En annonçant la reprise des exploitations de champs gaziers, Israël vient en aide à l’Union européenne, via l’Égypte, pénalisée par la guerre en Ukraine.
Un tournant à 180 degrés, une volte-face déconcertante. Peu importe l’expression utilisée. En annonçant, le 30 mai dernier, qu’elle allait accorder des permis pour de nouvelles recherches de gaz dans les eaux territoriales israéliennes, la ministre israélienne de l’Énergie a créé la surprise et tiré un trait sur ses déclarations de décembre dernier : « Dans les prochaines années, nous allons nous concentrer sur les énergies renouvelables et nous mettrons de côté le développement du gaz naturel, qui est une solution de court terme. »
Désormais, son nouveau leitmotiv s’écrit ainsi : « La crise énergétique globale offre de véritables opportunités à l’État d’Israël en matière d’exportations de son gaz, avec aussi la préoccupation sincère et réelle pour ce qui se passe en Europe. » Nul besoin d’en dire plus pour expliquer ce changement de cap. En six mois, avec la guerre en Ukraine, on assiste à une crise énergétique globale. Et Israël l’a compris : grâce à son gaz, le pays peut passer d’un statut de protagoniste régional à celui d’acteur marquant au plan international.
Une nouvelle ambition pour Israël
Aujourd’hui, Israël exploite trois champs gaziers offshore. Découvert en 2009, Tamar est situé à environ 90 kilomètres à l’ouest d’Haïfa, dans la partie nord des eaux territoriales israéliennes. Au moment de sa découverte, on a estimé ses réserves à 240 milliards de mètres cubes. De quoi assurer la consommation domestique pendant plusieurs décennies. Un an plus tard, la découverte de Léviathan, à 30 kilomètres à l’ouest de Tamar, allait tout changer. Avec ses 500 milliards de mètres cubes, c’était non seulement la plus grosse découverte de gisement gazier dans le monde, mais cela signifiait pour Israël une nouvelle ambition : celle d’exportateur de gaz, au moins sur le plan régional. À cela s’est ajoutée récemment la découverte de deux autres champs gaziers offshore : ceux de Karish et Tanin, avec leurs 100 milliards de mètres cubes.

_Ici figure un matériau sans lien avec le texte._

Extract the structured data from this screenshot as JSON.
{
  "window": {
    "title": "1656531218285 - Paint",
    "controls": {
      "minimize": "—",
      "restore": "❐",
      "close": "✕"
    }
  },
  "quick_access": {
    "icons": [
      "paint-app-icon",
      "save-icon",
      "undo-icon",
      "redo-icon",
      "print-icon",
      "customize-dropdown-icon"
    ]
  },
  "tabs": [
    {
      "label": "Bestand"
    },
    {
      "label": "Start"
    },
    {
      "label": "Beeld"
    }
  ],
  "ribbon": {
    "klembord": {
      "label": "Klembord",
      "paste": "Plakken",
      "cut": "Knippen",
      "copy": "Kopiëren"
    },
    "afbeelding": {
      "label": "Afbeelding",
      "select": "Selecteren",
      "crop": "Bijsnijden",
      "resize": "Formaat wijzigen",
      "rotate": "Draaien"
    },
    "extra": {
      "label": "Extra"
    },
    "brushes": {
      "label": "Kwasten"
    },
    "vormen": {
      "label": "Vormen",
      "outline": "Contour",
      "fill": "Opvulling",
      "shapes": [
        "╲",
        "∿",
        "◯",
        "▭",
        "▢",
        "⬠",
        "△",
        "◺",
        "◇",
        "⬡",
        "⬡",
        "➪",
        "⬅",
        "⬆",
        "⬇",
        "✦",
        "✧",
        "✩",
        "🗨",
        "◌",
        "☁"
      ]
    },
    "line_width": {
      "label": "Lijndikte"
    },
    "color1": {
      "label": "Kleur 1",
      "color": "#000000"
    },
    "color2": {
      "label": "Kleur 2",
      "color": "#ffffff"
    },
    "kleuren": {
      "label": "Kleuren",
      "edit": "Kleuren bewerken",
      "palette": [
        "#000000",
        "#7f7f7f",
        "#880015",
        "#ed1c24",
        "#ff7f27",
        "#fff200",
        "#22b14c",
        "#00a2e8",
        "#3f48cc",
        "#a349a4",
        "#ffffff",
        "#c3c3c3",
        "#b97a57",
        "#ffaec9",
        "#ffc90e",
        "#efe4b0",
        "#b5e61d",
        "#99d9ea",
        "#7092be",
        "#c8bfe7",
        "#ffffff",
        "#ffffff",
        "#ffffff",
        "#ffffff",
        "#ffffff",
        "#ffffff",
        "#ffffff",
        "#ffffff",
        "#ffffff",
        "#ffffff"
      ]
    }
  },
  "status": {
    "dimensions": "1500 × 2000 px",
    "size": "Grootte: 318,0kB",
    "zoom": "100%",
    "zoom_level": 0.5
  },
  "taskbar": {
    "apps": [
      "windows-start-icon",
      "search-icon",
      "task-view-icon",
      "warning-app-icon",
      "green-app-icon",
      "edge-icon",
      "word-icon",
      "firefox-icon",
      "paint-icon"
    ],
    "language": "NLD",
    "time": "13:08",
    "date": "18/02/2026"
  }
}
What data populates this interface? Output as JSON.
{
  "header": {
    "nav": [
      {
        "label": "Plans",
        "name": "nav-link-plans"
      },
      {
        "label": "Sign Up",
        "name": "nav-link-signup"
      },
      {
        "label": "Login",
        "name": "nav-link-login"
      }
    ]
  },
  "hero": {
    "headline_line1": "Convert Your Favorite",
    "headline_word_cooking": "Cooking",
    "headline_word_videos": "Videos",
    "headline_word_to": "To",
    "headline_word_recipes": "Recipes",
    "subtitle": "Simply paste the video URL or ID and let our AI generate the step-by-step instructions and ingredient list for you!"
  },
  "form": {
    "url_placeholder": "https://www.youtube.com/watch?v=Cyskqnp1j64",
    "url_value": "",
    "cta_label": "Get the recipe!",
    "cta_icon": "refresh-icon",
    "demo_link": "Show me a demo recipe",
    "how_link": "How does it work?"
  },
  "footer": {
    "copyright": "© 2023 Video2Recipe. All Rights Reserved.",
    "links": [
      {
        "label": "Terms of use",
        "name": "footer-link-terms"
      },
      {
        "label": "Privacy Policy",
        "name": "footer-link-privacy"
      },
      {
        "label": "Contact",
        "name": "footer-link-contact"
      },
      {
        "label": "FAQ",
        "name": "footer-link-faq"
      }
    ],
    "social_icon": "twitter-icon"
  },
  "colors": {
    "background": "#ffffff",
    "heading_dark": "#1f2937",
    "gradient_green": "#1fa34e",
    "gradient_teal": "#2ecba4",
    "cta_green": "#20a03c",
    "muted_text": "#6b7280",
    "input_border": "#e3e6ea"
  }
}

Déjà exportateur de gaz vers deux pays voisins, l’Égypte et la Jordanie, Israël a-t-il les moyens de sa nouvelle politique, celle de partenaire énergétique de l’UE ? « Oui », répond le ministère de l’Énergie, qui évoque des réserves proches des 1 000 milliards de mètres cubes, alors que les besoins en matière de consommation intérieure ne devraient pas excéder dans un avenir prévisible 500 milliards de mètres cubes. Israël bénéficierait donc d’une réserve de 500 milliards de mètres cubes destinés à l’exportation. Un chiffre qui pourrait doubler, au cas où les compagnies gazières, qui se pressent au portillon pour recevoir des licences de prospection, faisaient de nouvelles découvertes.
De fait, pour Israël, le défi se résume à cette question : comment acheminer son gaz vers l’Europe ? Le projet du pipeline de Méditerranée orientale (EastMed), connectant les champs gaziers au continent européen en partenariat avec Chypre et la Grèce, a été abandonné après le retrait des États-Unis pour, ont-ils dit, « des raisons économiques et environnementales. Reste donc l’exportation via les deux usines égyptiennes de liquéfaction de gaz ; le produit étant ensuite transporté par tanker vers l’Europe.
Israël-Égypte-UE : tout le monde y gagne
Cette formule a conduit à l’accord tripartite Israël-Égypte-Union européenne, signé au Caire à la mi-juin. Du win-win pour les trois partenaires. L’Égypte, qui aimerait bien devenir un hub énergétique régional, y voit surtout l’occasion de réaliser « un saut qualitatif dans le partenariat égypto-européen ». Pour les Européens, c’est bien entendu la réduction, en matière d’énergies, de sa dépendance vis-à-vis de la Russie. Pour Israël, c’est la promesse de davantage de coopération entre les membres du Forum du gaz de la Méditerranée orientale, qui regroupe la Jordanie, Israël, Chypre, la Grèce, l’Égypte, l’Autorité palestinienne, la France et l’Italie. Autrement dit, un élargissement à l’Europe de la diplomatie du gaz.
Des discussions sont en cours sur la mise en place d’un troisième gazoduc entre Israël et l’Égypte. À plus long terme, d’autres options sont examinées pour augmenter les livraisons vers l’Union européenne. On évoque par exemple la construction d’un important gazoduc qui relierait la Méditerranée orientale à un terminal européen. Le président turc, Recep Tayyip Erdogan, propose que cela passe par son territoire. Il s’est récemment réconcilié avec Israël.